What is the creamy mango called? ›

Alphonso is considered the king of mangoes in India. They are large in size with bright yellow skin. Alphonso has a creamy, rich, sweet, and juicy flavor and smooth texture.

What is the difference between curd and yogurt? ›

Both curd and yoghurt contain bacteria, which The amount of bacteria in yoghurt is significantly higher when compared to curd. Also, in curd, the bacterial population is a mixed bag. Whereas, while preparing yoghurt, specific types (or strains in scientific terms) of bacteria are used.

Which fruit is best with curd? ›

Take fruits like banana, strawberry, mango, chikku and other such fruits in a blender and add a cupful of thick curd. Add sugar and ice if desired.

What's the difference between curd and yogurt? ›

Curd typically has a looser texture and a milder flavour, as its fermentation process is less controlled. yoghurt, on the other hand, undergoes a more controlled fermentation, resulting in a thicker, custard-like consistency and a distinct tangy taste.

What does mango flavor taste like? ›

Some mangoes are sweet and have a tropical, fruity flavor, while others can be more tart and have a more complex, citrus-like taste.

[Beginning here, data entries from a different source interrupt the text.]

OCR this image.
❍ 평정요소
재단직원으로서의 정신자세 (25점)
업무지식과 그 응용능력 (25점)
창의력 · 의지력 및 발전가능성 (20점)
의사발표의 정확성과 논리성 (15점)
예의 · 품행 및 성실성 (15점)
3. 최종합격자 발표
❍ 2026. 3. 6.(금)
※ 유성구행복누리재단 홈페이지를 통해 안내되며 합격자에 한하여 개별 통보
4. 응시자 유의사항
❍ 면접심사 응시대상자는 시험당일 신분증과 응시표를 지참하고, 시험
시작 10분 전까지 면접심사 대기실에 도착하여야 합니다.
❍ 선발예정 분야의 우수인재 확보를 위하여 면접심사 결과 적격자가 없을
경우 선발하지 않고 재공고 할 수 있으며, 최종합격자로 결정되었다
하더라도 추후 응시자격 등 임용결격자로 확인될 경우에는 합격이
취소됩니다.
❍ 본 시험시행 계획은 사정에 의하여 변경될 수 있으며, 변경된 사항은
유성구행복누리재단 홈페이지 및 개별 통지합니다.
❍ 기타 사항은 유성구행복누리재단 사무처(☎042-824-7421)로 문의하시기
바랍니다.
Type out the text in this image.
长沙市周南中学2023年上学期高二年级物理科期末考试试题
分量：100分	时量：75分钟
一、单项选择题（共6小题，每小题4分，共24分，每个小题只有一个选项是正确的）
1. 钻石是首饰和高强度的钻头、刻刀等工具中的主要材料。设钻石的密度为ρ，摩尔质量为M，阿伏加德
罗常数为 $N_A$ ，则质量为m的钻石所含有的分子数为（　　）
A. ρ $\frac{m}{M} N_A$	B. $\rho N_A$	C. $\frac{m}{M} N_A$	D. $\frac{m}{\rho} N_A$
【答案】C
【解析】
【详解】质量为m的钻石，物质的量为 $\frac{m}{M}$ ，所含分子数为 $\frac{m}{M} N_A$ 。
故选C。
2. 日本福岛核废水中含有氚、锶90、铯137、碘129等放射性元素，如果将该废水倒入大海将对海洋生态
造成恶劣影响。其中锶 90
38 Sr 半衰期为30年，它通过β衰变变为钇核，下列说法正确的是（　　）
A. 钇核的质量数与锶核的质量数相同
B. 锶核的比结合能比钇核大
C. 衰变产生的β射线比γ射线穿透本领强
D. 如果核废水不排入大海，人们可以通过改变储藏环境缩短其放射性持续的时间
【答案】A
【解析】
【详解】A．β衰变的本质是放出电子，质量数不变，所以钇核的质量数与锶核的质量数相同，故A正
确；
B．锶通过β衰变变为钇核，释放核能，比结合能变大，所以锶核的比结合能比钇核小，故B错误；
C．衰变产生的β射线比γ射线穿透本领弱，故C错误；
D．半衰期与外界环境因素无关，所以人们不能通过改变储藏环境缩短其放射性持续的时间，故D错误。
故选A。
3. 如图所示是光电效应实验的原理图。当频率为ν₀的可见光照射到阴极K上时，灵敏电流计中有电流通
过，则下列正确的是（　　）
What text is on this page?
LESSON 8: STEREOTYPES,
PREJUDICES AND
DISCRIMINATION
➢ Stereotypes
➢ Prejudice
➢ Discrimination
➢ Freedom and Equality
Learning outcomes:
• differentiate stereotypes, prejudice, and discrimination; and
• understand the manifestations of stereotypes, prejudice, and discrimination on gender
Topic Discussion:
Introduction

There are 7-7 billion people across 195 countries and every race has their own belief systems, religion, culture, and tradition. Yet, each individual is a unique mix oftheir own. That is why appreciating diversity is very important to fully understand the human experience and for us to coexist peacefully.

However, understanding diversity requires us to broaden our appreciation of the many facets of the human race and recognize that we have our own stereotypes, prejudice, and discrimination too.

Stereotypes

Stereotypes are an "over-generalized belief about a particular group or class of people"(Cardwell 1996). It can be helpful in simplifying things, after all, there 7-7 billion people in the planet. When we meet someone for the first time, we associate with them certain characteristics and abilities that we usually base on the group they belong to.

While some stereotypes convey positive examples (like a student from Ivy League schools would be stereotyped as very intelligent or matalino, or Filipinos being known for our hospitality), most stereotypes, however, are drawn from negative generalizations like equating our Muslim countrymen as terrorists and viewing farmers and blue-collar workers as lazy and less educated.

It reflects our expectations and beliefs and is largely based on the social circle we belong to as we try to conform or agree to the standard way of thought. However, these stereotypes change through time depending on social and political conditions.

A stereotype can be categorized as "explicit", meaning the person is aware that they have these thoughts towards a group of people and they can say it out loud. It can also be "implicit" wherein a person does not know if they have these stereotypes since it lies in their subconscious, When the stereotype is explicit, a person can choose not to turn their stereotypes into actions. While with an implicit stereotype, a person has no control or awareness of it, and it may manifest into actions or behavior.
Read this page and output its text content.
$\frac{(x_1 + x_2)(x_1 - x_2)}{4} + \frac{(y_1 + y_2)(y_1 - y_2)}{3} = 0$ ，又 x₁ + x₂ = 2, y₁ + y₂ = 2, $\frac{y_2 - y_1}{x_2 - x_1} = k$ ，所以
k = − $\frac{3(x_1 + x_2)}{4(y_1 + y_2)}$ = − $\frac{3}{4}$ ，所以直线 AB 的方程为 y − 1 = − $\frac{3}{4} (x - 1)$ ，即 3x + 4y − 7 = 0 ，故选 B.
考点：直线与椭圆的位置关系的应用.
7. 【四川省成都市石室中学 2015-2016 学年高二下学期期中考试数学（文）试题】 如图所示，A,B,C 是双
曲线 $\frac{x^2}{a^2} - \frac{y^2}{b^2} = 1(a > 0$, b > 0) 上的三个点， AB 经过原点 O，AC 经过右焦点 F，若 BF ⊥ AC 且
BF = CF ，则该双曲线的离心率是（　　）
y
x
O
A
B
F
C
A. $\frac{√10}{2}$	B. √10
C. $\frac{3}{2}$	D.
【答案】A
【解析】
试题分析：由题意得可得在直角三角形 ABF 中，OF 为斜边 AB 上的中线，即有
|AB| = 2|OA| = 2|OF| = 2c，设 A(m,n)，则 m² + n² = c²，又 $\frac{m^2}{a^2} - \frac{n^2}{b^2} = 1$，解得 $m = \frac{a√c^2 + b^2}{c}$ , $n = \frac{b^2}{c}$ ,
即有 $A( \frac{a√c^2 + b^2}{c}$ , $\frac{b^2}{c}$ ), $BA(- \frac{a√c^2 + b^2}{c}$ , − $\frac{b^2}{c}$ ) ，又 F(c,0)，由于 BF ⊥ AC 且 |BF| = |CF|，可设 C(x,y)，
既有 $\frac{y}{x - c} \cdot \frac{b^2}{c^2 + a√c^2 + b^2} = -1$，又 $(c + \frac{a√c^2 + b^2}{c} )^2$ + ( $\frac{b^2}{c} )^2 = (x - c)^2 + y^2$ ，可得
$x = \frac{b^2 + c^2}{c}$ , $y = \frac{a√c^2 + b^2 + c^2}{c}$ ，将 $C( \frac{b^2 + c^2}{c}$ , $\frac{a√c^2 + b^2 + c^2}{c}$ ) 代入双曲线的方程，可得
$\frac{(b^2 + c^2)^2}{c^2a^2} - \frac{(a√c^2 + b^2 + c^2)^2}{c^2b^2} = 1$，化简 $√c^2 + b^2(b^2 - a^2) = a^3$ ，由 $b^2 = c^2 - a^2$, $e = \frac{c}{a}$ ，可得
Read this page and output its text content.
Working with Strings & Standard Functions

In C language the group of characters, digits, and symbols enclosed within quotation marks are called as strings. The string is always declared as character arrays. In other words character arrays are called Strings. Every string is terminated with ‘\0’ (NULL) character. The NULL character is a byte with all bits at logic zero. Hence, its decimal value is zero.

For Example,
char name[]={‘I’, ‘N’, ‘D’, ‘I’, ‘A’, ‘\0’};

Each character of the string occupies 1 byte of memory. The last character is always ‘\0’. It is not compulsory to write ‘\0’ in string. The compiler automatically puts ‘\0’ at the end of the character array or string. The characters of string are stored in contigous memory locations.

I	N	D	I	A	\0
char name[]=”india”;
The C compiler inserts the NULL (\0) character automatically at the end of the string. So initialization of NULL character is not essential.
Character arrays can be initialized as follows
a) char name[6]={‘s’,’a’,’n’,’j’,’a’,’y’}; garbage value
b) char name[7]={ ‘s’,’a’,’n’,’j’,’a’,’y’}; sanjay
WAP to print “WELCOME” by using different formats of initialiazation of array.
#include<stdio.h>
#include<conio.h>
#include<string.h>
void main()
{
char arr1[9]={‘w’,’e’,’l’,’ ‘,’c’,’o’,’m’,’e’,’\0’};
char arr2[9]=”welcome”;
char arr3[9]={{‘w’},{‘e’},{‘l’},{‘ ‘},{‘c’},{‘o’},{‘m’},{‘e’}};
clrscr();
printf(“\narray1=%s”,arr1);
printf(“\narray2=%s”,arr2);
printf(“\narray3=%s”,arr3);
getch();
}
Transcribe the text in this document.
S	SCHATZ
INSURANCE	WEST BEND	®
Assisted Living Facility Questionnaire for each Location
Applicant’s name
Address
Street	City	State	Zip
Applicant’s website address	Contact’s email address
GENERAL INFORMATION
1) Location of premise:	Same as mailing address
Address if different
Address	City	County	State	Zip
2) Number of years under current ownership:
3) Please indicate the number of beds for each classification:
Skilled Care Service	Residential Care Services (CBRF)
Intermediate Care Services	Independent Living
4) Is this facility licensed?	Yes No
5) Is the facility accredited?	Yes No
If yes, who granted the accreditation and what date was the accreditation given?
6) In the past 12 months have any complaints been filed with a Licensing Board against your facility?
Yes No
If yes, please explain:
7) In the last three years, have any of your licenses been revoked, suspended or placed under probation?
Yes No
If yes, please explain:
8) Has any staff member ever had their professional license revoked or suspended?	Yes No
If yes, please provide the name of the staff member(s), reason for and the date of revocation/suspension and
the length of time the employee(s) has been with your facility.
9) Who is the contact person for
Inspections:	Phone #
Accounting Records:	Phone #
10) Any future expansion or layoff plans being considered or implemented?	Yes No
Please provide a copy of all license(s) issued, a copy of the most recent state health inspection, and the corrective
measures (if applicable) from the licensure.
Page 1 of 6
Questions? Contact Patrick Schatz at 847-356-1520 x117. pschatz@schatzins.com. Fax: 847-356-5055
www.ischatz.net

The texture of mangoes can also vary, with some being firmer and others being softer and more juicy.

What is artificial mango flavor made of? ›

ethyl 2-methyl butyrate, diethyl malonate, ethyl acetate, ethyl butyrate, allyl hexanoate, allyl 3-cyclohexylpropionate, allyl heptanoate, hexyl acetate, isoamyl acetate, amyl acetate, and isoamyl hexanoate were used to impart fruity note of mango flavor.

What does mango hot sauce taste like? ›

This mango hot sauce is spicy and a little bit sweet from the mango. Thicker than usual it's so versatile to add a bit of chilli spice to your dishes and makes for a fun Christmas gift.

Does mango syrup have mango? ›

Ingredients: FRUCTOSE, SUGAR, MANGO JUICE, WATER, CITRIC ACID, MANGO FLAVOR, CLOUDY AGENT, LACTIC ACID, ACESULFAME POTASSIUM, POTASSIUM SORBATE (AS PRESERVATIVE), GLYCINE, FD&C YELLOW #5, FD&C YELLOW #6.